Even if I tried to play it off, I was broken beyond my own repair when summer started. I wrote a letter to God every single night for the first couple of weeks and by His power alone I survived a time I wasn’t sure I would. Immediately after I started feeling a little better, I knew rereading my letters would make me slip back to where I was. Today though, I know I am strong enough to revisit the emotions I had just a couple of months ago.
It’s interesting, how when we are in a rough place, we beg God to get us through each day. I literally asked God to help me get through each hour. I asked him to just make every day a little more bearable than the next. And He did. I think this is such a good stance to take in life, whether you’re insanely happy or just the opposite. Asking God to get me through just the next day and not an entire chunk of time made God’s little miracles so much more clear to me. Now, when my prayers have more longevity, it’s harder for me to notice His works in my life (NOT of course because he isn’t working, but because I lack noticing skills). I pray that I retake the humble stance of letting God show me His daily miracles in just my basic living.

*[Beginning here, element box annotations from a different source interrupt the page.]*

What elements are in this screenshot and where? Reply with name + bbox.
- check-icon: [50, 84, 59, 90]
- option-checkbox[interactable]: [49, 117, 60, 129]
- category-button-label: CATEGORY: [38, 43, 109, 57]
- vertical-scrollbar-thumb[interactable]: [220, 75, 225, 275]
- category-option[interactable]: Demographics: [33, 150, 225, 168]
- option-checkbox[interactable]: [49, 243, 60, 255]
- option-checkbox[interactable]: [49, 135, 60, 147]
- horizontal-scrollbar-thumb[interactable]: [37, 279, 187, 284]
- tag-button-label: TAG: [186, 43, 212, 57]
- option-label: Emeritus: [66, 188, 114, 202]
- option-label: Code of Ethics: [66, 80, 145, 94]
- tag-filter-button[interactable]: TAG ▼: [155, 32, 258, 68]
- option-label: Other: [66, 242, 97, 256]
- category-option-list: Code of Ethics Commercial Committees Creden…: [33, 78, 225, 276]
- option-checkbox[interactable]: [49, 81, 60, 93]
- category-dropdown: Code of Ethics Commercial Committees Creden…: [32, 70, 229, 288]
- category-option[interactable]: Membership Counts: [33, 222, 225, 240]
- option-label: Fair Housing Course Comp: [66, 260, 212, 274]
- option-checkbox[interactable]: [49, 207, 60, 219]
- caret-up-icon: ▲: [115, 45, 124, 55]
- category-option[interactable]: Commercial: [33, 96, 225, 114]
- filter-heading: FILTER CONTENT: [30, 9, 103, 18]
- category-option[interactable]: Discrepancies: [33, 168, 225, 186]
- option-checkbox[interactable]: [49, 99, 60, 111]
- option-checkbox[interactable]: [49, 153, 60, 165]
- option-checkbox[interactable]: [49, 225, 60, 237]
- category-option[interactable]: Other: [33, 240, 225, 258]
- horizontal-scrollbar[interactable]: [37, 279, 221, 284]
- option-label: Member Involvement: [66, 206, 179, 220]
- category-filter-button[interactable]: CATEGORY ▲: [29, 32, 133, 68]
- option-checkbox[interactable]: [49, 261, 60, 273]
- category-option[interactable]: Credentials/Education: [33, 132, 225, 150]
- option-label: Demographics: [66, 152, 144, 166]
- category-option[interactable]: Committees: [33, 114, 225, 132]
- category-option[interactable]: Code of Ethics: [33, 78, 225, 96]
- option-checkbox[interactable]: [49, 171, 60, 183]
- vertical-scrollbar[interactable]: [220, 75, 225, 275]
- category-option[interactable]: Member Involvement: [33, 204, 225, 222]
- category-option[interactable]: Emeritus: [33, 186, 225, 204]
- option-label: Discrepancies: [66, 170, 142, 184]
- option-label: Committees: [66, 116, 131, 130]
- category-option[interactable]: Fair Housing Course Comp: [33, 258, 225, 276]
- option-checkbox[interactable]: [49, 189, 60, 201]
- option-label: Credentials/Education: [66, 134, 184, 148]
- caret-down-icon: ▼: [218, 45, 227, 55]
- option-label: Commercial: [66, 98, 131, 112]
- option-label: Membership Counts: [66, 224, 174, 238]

Rereading my old letters to God, I am astonished at His healing abilities. I’m not saying I’m no longer broken, because I mean, who isn’t? But clinging so tightly to Him can get anyone through anything. I pray that I can always stick that tightly to God, in the midst of chaos or peace. I learned so much about myself and God by rereading what I said to Him and looking at the evidence of how He responded in my life.
And now, I am not perfectly healed. Parts of what I read still sting and are an excellent reminder of what still needs fervent prayer. But knowing where I was helps me realign where I should be going and serves as a reminder to thank God for His abundant grace: something I never deserve but always receive.